ただし学歴や職歴で記載する方法と統一できるように注意しましょう。また、記入の際には漢数字ではなく算用数字を使用するのが一般的です。

写真

履歴書の写真は基本的には撮影から3ヶ月以内の写真を使用しましょう。ただし、その期間に髪を切るなど大きく印象が変わっている場合は、撮り直す方が良い印象を与えます。

サイズは40mm×30mmが一般的です。スピード写真を使用する場合も履歴書モードを選択できるので、自分で切らなくても良いように履歴書用のサイズで写真を撮ると良いでしょう。

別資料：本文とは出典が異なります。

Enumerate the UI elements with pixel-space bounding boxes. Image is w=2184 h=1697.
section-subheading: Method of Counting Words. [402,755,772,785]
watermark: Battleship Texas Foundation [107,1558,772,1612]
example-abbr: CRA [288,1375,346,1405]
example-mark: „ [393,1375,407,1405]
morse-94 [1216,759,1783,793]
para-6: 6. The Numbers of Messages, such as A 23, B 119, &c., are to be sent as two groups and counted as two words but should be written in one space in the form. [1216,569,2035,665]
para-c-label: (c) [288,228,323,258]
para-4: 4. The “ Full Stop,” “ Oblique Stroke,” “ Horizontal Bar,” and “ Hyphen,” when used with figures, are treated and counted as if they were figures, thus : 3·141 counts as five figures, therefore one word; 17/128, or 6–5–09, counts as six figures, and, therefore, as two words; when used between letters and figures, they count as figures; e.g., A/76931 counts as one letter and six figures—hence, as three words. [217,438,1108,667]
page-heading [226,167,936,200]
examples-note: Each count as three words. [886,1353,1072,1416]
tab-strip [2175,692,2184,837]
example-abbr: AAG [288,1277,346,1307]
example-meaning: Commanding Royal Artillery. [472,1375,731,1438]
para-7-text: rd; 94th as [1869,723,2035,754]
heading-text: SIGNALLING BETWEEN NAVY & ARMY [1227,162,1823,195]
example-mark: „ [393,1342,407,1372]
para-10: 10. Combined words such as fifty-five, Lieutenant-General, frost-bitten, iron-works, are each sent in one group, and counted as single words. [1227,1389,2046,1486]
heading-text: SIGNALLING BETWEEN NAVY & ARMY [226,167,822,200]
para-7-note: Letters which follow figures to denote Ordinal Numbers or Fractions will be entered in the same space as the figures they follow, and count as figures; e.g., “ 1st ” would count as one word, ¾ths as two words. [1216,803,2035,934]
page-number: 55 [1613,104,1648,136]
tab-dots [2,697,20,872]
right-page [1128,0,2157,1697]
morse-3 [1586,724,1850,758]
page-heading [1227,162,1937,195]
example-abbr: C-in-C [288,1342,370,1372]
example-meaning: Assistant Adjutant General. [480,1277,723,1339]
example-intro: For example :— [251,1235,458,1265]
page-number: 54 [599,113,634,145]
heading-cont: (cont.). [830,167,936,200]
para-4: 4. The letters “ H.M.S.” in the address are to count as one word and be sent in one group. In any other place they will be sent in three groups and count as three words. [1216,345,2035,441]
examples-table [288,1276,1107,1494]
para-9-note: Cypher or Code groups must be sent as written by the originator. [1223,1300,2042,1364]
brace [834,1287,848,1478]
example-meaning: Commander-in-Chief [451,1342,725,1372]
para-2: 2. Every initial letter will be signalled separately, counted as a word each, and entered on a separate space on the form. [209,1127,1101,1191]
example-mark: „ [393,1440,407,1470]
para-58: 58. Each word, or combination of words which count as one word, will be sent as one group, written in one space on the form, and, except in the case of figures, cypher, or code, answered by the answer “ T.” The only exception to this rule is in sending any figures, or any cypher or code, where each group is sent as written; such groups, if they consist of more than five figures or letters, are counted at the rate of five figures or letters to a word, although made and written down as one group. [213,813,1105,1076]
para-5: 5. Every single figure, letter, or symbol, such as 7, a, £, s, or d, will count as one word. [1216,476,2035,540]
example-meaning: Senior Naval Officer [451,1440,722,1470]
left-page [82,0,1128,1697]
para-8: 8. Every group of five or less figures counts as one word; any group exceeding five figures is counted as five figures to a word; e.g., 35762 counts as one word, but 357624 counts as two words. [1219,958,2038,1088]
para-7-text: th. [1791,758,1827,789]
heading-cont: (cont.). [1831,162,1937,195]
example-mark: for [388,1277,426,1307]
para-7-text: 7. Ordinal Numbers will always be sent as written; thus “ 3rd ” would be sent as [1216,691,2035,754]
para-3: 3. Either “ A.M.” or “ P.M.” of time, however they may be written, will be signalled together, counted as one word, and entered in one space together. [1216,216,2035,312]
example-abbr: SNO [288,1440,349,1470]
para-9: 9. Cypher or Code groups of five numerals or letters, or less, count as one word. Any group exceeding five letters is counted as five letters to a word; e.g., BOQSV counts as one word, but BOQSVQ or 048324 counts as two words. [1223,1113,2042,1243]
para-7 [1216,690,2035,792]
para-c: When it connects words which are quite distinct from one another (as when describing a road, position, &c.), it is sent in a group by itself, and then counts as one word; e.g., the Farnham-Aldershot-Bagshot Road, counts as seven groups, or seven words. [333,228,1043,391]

スピード写真を利用してももちろん構いませんが、時間があれば写真館で撮影する方が髪型や表情などに対してプロからのアドバイスをもらえるのでおすすめです。

住所・電話番号・メールアドレス

履歴書の住所を書く際には郵便番号を忘れがちなので注意しましょう。また、ふりがなをどこまで記入するか悩む人も多いですが、一般的には番地の前までで構いません。ただし、マンション名などに読みづらい漢字が入っている場合は忘れずにルビをふりましょう。

配偶者の転勤に帯同するなど、転居予定かつ転居先の住所が未定の場合は欄外にその旨を記入するのがおすすめです。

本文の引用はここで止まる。